As they say, be the change you want to see in the world — and make sure you talk about it too. The only way we're going to be able to turn everyone onto the circular fashion movement and better care for our planet is if everyone around the world knows what's available to them. So, if you find a great recycling program, tell your friends about it. If you want to host a swap party, invite as many people as you can. If you learned a shocking fact about the fashion industry's carbon footprint (hey, there's a couple right here in this article!) post it online for everyone to see. The more people who know why we have to make these changes, the more likely brands are to adopt a circular fashion approach to production.


Getting the word out there also feeds into the idea that money is power. If we all simply stopped buying new garments from companies who aren't yet doing their bit to push the fashion industry closer to a circular economy, there will be more pressure for them to do more. After all, there's a whole lot of power in money and numbers.

Renting is a major asset to circular fashion

One of the most in and sustainable things you can do right now is rent. This helps the circular fashion movement in two ways. Not only can you rent a new outfit to wear for that next big event, but you can also put up your own clothes for other people to rent, too. Plenty of businesses are now giving people the opportunity to wear clothing (including everything from cheaper pieces to luxury designer dresses) just once for a fraction of the cost of buying it outright. 


That means (as long as you're conscious of the impact of shipping it to your home) you can step out in something new every time you step out — without the huge impact on the earth. Rent The Runway is one of the biggest brands offering gorgeous pieces for you to wear, while big companies better known for traditional fashion selling, like Selfridges, have also been getting in on the action.
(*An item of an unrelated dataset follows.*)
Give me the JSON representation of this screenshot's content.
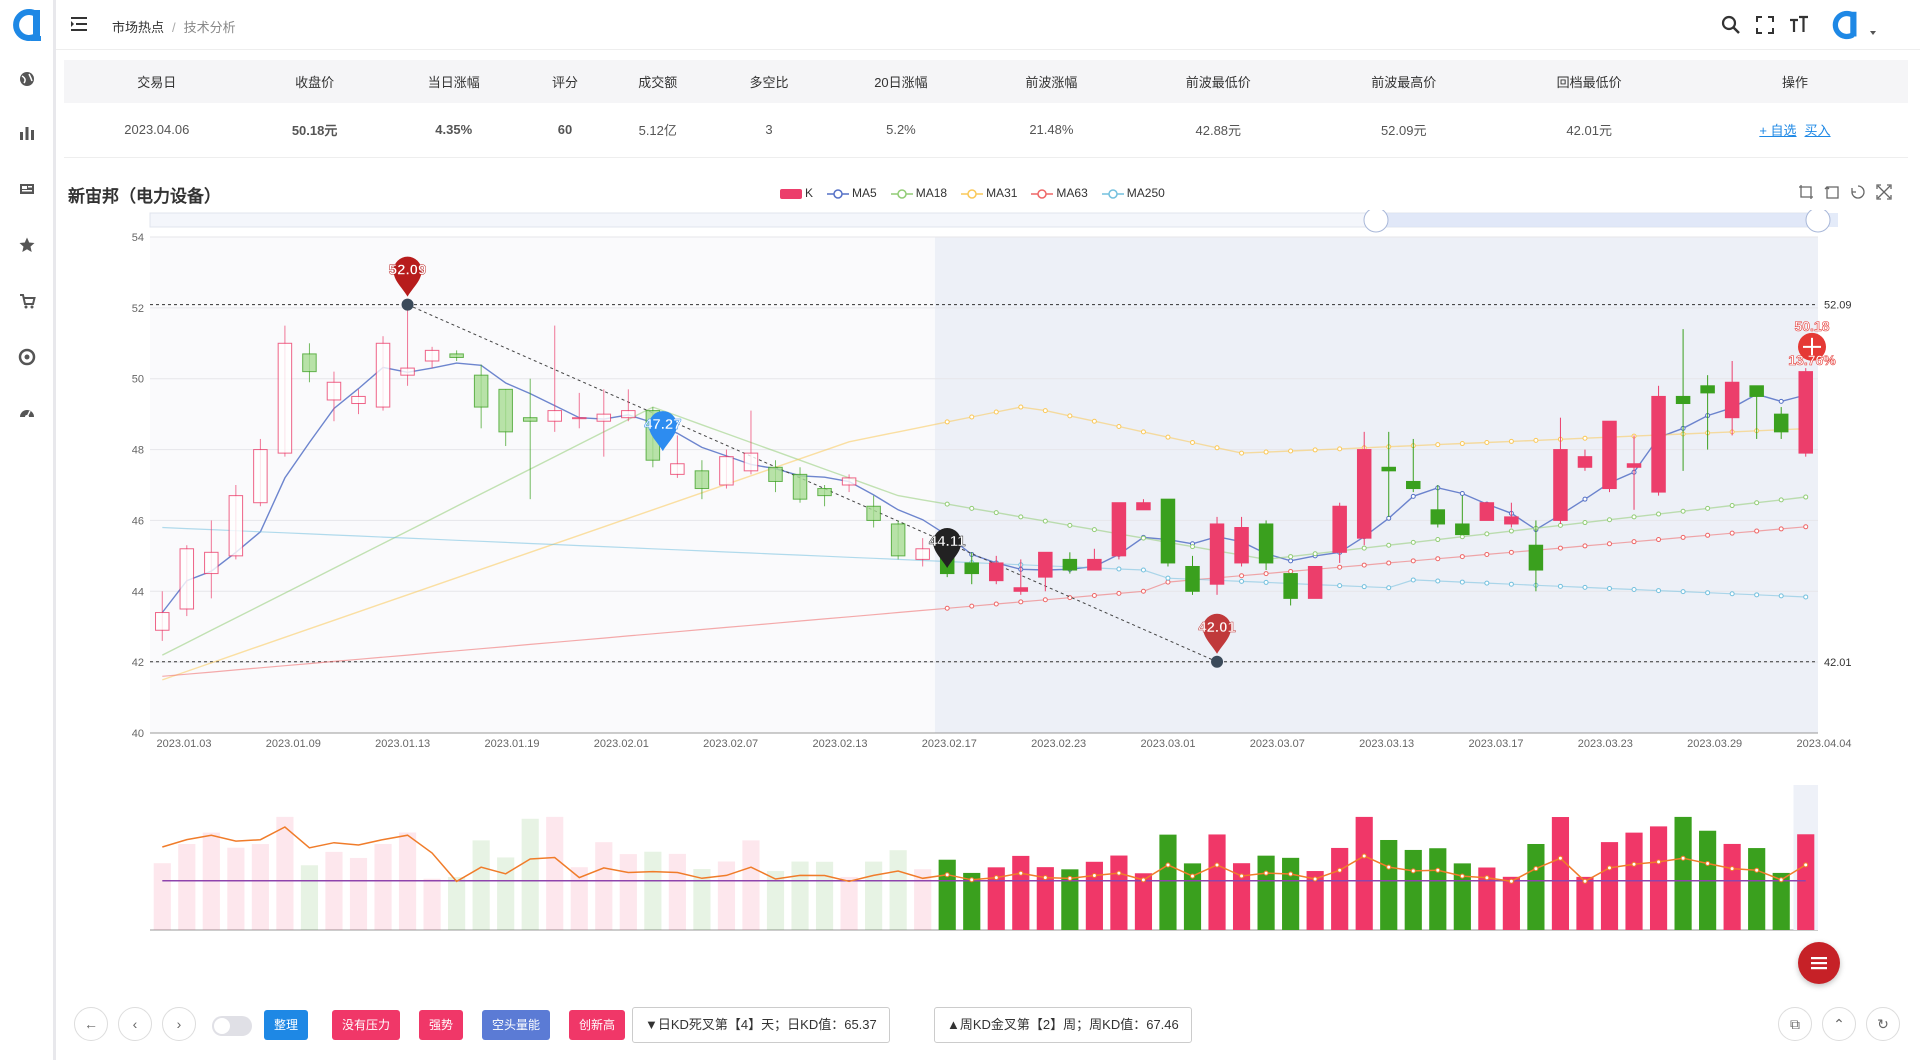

If you're looking to help the earth by putting your clothes out there, sites like By Rotation give you the chance to put the pieces you don't wear anymore (or even those you do!) online for other people to rent and send back to you. Not only will you be helping the circular fashion movement by doing this, but you'll make a little cash too.


Take more care when it comes to your clothes

We know, we know. Sometimes we see that $5 top in the store and we can't help but bag ourselves a bargain — even if we don't actually need it. But to truly support the circular fashion movement, it's important that you make fundamental changes to your shopping habits at every stage of the game. First, when you're shopping, think about how much you actually need the item you're thinking of buying. Even if it's from one of the most sustainable brands in the world, it's still better for the planet for you to not buy something you don't actually need. Second, if you decide you really do have to have the item, try your best to get a version of it that's been recycled or purchase it from a second-hand shop (and remember there's always the chance to rent).
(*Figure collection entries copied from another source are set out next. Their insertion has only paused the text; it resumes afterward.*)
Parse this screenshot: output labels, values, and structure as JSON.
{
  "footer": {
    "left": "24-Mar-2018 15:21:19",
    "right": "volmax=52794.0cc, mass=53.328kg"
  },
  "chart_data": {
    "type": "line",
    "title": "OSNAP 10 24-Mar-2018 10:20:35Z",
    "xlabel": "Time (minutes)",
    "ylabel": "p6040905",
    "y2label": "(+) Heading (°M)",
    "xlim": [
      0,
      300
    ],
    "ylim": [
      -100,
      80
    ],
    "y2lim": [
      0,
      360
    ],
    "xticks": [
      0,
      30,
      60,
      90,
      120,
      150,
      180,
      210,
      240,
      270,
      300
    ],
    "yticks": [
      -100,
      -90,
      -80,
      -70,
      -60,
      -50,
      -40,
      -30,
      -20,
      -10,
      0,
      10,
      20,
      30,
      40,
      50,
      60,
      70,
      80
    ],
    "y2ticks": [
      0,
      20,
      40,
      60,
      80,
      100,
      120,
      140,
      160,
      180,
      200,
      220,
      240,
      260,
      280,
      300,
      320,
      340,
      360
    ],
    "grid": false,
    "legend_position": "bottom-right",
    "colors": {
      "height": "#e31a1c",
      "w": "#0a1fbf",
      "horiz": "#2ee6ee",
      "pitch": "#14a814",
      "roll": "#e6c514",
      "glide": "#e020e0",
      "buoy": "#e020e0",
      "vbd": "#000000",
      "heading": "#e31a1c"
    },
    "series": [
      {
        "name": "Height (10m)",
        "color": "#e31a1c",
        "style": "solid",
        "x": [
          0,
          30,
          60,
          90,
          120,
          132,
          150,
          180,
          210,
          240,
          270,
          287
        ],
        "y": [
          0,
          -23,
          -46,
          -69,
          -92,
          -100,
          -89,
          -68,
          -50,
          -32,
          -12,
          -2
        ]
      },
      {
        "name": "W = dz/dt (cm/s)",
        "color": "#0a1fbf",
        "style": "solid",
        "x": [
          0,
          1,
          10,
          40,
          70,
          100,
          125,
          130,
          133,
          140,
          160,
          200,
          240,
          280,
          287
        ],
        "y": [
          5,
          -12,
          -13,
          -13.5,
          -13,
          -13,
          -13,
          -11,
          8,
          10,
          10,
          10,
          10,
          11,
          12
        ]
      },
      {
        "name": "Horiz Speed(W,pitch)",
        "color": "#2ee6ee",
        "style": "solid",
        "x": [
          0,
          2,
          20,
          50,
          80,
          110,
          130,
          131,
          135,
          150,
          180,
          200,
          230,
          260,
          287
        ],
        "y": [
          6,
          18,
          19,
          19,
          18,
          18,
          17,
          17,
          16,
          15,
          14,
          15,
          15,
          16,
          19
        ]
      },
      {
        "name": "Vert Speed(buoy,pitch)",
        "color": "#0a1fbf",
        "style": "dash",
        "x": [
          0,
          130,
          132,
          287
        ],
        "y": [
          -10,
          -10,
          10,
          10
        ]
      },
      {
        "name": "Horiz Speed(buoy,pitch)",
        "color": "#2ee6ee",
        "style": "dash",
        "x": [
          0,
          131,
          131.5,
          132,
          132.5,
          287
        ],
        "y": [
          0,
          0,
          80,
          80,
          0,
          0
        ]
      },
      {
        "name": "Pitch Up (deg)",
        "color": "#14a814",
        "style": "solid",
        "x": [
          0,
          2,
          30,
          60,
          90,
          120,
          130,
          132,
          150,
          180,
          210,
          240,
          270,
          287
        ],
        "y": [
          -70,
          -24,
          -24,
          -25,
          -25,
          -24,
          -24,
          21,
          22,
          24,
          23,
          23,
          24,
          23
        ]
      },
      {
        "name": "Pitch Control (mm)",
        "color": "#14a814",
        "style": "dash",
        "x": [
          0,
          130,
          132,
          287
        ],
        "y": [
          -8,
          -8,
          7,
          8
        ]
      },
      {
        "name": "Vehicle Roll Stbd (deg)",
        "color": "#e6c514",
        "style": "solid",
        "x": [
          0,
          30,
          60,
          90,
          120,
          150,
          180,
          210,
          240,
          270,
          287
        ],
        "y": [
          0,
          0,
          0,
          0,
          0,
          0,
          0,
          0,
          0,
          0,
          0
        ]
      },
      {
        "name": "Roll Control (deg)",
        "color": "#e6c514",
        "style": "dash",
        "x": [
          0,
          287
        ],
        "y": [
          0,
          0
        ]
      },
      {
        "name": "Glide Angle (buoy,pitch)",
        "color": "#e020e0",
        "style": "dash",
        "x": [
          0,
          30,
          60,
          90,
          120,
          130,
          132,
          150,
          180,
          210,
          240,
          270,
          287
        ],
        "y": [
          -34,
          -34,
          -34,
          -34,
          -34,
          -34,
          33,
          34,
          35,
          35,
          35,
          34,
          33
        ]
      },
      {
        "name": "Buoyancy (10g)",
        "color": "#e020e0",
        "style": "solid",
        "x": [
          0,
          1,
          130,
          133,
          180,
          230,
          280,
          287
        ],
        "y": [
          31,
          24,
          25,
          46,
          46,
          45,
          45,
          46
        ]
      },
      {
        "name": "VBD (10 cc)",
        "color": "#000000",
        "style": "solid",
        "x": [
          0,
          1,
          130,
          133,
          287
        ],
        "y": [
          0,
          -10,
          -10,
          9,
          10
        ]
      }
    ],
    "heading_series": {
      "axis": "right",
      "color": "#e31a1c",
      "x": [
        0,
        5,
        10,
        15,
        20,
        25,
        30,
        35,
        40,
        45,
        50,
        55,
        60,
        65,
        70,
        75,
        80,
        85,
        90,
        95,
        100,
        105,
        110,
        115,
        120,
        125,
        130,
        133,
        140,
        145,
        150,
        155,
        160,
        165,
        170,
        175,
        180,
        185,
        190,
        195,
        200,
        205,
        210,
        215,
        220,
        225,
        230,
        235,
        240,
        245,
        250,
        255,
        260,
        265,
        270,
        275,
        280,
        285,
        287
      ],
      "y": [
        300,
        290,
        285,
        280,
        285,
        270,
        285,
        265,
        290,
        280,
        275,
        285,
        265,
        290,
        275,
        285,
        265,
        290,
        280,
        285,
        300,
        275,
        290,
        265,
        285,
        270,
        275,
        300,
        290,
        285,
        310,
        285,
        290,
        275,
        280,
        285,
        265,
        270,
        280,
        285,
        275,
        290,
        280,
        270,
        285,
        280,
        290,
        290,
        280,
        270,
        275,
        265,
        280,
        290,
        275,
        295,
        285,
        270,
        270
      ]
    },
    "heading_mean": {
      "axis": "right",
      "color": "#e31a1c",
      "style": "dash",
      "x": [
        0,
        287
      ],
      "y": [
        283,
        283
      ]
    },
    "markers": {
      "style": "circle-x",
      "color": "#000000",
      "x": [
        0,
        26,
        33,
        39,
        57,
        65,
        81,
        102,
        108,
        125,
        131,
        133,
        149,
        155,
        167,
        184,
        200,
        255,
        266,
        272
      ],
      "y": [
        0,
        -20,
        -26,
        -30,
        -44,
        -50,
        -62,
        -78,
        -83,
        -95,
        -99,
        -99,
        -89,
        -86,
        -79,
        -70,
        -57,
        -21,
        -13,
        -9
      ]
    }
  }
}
Next comes a biggie we probably don't think about too much. Taking proper care of your clothes. Once you've bought an item, try your best to wash it in the way the instructions suggest (hey, we've all washed something the wrong way to save time), then hang it in your wardrobe or fold it carefully in your drawer. Equally, if it tears, sew it back up as soon as possible before any holes or stitching issues get worse. By really caring for the things we already have, we eliminate the need to keep replacing them, creating unnecessary waste.